My cab driver tested me last night. He asked me if I liked the revolution, and I said yes. He then sang the first lines of the new popular chant, “Hela hela ho,” and then just stopped and silently waited for me to finish. As soon as the name “Gebran” came out of my mouth, he busted into loud hysterical laughter and started offering me high fives. I didn’t even have to finish the chant to join his revolutionary club. It’s the new passphrase.

Does anyone remember that scene from PEE WEE’S BIG ADVENTURE when Pee Wee is in San Antonio and he sings, “The stars at night are big and bright” and all of the Texans who happened to be near him respond in unison, “Deep in the heart of Texas!” (the lines from a patriotic Texas song)? That kind of call-and-response among strangers is currently taking place in Beirut. Numerous times I’ve heard random people start the chant and strangers across the street respond. But instead of singing about stars and states, the popular chant here is a vulgar curse about Lebanon’s foreign minister and his unfortunate mom.

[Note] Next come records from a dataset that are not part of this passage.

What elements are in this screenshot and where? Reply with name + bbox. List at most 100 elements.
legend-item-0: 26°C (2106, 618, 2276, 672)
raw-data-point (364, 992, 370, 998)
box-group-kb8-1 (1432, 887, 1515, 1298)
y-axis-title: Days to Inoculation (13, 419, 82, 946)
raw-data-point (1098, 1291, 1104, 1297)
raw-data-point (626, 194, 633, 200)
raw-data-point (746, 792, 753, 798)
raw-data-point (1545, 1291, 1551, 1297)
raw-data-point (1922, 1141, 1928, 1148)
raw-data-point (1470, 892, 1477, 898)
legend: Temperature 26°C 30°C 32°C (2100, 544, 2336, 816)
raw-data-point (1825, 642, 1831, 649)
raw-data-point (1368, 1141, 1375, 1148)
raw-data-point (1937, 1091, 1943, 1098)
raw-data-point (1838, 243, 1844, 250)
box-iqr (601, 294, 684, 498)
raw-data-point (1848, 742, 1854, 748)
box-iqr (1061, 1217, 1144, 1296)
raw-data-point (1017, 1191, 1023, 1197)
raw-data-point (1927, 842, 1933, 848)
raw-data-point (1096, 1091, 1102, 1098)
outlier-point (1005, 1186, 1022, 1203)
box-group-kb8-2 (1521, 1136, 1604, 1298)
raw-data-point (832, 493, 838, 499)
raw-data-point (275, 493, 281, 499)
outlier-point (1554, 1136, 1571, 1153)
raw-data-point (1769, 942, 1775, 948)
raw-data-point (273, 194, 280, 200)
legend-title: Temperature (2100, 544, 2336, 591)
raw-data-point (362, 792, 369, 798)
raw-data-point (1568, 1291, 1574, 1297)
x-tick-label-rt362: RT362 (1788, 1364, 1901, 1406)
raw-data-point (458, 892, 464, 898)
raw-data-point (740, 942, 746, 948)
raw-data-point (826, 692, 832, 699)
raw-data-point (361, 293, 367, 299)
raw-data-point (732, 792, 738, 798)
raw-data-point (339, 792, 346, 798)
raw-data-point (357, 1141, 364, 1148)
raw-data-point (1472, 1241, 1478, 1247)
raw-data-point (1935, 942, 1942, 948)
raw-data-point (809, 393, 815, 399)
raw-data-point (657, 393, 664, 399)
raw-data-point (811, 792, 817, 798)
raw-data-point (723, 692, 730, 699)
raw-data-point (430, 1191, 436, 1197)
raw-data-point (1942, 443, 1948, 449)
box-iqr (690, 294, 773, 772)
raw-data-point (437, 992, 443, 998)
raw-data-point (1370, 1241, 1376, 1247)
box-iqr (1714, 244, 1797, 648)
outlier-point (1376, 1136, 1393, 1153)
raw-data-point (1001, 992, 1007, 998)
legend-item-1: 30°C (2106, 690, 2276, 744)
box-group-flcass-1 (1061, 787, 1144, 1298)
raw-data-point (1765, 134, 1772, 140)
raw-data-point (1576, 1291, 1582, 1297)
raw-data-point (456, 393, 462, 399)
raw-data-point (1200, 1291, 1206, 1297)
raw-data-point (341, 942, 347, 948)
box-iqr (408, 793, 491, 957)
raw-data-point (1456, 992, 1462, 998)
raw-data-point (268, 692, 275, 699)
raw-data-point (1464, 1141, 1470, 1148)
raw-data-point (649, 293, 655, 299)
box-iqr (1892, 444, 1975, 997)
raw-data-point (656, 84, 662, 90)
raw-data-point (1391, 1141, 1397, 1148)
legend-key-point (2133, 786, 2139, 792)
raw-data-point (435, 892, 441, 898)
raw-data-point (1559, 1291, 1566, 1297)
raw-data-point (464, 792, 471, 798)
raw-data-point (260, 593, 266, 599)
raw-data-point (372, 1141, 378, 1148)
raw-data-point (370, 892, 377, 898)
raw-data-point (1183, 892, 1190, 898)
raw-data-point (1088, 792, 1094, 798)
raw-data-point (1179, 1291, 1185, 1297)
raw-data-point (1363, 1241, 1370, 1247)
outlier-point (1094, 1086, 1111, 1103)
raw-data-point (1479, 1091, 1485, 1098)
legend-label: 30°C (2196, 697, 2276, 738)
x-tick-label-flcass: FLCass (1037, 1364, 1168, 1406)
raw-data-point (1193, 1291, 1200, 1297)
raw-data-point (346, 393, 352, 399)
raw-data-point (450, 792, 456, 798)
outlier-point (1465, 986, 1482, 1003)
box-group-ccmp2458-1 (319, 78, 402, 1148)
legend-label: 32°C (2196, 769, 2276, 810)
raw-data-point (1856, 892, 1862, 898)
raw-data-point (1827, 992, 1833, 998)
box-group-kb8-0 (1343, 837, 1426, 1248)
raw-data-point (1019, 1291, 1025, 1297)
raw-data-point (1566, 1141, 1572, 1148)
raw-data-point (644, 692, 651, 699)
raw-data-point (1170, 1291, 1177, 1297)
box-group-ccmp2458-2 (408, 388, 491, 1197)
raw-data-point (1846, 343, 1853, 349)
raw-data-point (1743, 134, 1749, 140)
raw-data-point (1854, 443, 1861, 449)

Every time I wander through the crowds in downtown Beirut, someone will tap me on the shoulder and say, “Hello Professor!” I’ve only been teaching here for four years, but apparently all of my students are at the protests. It’s heartwarming.

Beirut protesters come across a kid in a car and start spontaneously singing (and performing) a popular children’s song. Exhibit A in my argument that major protest movements are equivalent to collective acid trips.